Wednesday, 21 September 2011

Roof Slates Melting in the Sun


A manufacturer produced an imitation Welsh roofing slate using slate particles bonded together with resin.  The manufacturer had the product independently tested by a reputable independent body and published the results.  The tests showed his man-made slate to be a serviceable product.
In time failures became apparent.  Initial inspection of one poorly performing roof showed many slates to have concave curves, and the tiling to be loose.  It was decided to re-roof with the same materials, which the slate manufacturer agreed to provide free of charge. 
The remedial work commenced in early summer. 
The new tiles were checked and appeared to be fine.  After the first slope to be renewed was about one quarter tiled, many slates were found to be loose.  Initially, poor workmanship was suspected and the nailing was checked.   Some nail heads were found to be proud of the slates. 
Under the midday sun, the foreman noted that he could bend and straighten new slates.  This plasticity was not apparent in the ‘dished’ slates already laid. 
Further study revealed that when the new slates were first heated in the sun they became plastic.  This ‘second’ heating fully cured the resin, so setting the slates in the shape they adopted in the midday sun.
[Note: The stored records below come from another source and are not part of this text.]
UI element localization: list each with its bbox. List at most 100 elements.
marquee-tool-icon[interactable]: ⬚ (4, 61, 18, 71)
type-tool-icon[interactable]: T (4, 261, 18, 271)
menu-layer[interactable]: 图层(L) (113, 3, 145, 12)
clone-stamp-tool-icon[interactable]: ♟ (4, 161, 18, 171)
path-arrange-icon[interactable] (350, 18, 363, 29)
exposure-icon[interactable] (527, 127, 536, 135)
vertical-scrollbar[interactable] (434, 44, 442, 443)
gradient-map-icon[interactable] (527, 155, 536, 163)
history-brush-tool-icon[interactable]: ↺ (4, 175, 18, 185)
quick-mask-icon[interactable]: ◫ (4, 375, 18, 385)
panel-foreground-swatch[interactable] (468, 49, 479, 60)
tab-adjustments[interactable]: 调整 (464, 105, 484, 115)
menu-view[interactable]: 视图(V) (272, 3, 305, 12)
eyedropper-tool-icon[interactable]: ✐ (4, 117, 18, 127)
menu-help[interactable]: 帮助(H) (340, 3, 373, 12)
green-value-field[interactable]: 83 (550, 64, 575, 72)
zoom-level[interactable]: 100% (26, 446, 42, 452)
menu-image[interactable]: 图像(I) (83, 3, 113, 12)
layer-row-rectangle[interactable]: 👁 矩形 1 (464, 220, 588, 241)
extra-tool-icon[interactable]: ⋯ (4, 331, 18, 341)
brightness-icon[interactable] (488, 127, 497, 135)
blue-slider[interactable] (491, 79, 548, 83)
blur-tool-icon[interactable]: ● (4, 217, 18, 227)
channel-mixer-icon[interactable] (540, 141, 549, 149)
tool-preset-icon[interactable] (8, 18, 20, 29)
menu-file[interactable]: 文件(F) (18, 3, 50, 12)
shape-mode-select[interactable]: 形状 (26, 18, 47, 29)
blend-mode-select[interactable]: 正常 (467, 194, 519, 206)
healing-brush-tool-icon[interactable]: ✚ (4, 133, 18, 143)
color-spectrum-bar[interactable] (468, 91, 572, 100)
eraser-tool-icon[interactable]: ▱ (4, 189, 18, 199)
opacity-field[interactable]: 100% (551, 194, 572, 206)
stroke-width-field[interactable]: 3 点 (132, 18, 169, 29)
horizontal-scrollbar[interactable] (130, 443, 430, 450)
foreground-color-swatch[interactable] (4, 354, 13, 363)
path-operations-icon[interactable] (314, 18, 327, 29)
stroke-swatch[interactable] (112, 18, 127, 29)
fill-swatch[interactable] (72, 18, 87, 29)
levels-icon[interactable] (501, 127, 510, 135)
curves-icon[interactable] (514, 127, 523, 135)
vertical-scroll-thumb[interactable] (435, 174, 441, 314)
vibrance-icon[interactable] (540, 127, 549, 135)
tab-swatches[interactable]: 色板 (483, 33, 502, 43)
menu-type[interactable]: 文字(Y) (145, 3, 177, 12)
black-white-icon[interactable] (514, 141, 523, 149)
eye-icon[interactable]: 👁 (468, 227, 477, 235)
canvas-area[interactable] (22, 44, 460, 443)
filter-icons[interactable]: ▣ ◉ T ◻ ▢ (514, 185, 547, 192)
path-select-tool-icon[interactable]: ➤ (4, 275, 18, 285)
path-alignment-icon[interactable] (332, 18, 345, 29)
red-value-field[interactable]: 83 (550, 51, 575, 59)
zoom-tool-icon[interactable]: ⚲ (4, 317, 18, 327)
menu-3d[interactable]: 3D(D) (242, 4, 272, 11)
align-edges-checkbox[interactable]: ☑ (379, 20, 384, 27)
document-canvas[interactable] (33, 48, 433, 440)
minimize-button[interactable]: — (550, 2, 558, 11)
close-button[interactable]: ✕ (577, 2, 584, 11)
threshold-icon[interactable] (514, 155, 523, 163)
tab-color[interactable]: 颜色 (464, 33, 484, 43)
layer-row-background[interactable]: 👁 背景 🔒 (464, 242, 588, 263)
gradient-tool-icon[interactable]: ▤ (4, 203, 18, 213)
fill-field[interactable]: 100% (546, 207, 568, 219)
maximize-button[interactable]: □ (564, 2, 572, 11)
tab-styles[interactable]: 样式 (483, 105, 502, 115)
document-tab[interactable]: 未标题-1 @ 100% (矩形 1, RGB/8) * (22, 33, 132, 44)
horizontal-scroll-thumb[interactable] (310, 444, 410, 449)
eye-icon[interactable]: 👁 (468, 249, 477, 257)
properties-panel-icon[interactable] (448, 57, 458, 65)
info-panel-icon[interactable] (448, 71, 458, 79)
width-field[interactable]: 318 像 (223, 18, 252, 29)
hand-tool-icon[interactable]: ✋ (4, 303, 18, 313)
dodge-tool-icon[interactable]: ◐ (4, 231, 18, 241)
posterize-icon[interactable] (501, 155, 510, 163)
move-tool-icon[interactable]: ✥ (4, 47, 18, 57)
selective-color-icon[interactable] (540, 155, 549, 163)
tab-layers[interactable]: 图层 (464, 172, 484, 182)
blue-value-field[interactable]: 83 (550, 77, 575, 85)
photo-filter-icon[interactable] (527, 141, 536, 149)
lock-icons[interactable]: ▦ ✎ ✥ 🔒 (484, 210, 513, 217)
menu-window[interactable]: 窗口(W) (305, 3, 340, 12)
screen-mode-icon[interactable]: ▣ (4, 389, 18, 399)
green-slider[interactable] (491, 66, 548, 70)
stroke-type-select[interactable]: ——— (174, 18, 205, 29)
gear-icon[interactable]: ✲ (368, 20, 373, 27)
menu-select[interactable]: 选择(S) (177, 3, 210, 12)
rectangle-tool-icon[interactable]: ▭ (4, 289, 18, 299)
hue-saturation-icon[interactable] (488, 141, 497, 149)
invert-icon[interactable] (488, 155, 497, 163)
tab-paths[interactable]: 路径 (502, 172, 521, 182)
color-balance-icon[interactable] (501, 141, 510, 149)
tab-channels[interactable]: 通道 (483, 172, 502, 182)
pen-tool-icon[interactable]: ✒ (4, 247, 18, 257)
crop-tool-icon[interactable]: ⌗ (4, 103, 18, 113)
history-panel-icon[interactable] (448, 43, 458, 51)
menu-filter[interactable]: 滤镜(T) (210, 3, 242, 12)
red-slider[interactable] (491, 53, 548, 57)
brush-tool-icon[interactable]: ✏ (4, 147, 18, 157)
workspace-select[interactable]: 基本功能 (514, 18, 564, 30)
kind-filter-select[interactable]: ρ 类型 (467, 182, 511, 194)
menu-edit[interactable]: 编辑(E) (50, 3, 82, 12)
The tiles were fixed as centre-nailed slates.  As the slating progressed the load on the lower tiles increased.  Under their first exposure to full sun the tiles softened and deformed to settle down onto the slating battens under the load of the slates in the courses above.  This allowed the tiles to become loose and made it appear that the nails had not been drive fully home.  One they cooled, the tiles set and no longer softened when hot.
For each production run, the manufacturers sourced the products used on the open market, unaware that the resins they bought could exhibit significantly differing characteristics despite each supply having the same generic description.  The tiles failed when the resin was sufficiently different to that used in the development and initial testing of the product for it not to be fully cured in the manufacturing process.  The result was that many tiles were delivered to building sites as a rigid material only to become plastic when heated, after which they cooled and became rigid. 
The manufacturer went out of business rather than face up to the cost of replacing the defective material he had supplied.  This was a third-generation resin-bonded man-made slate.  The technology was not new.  A fundamental error in manufacture was made which was not discernible by any normal site check.  It came to light because of the re-roofing work carried out in hot weather under close supervision.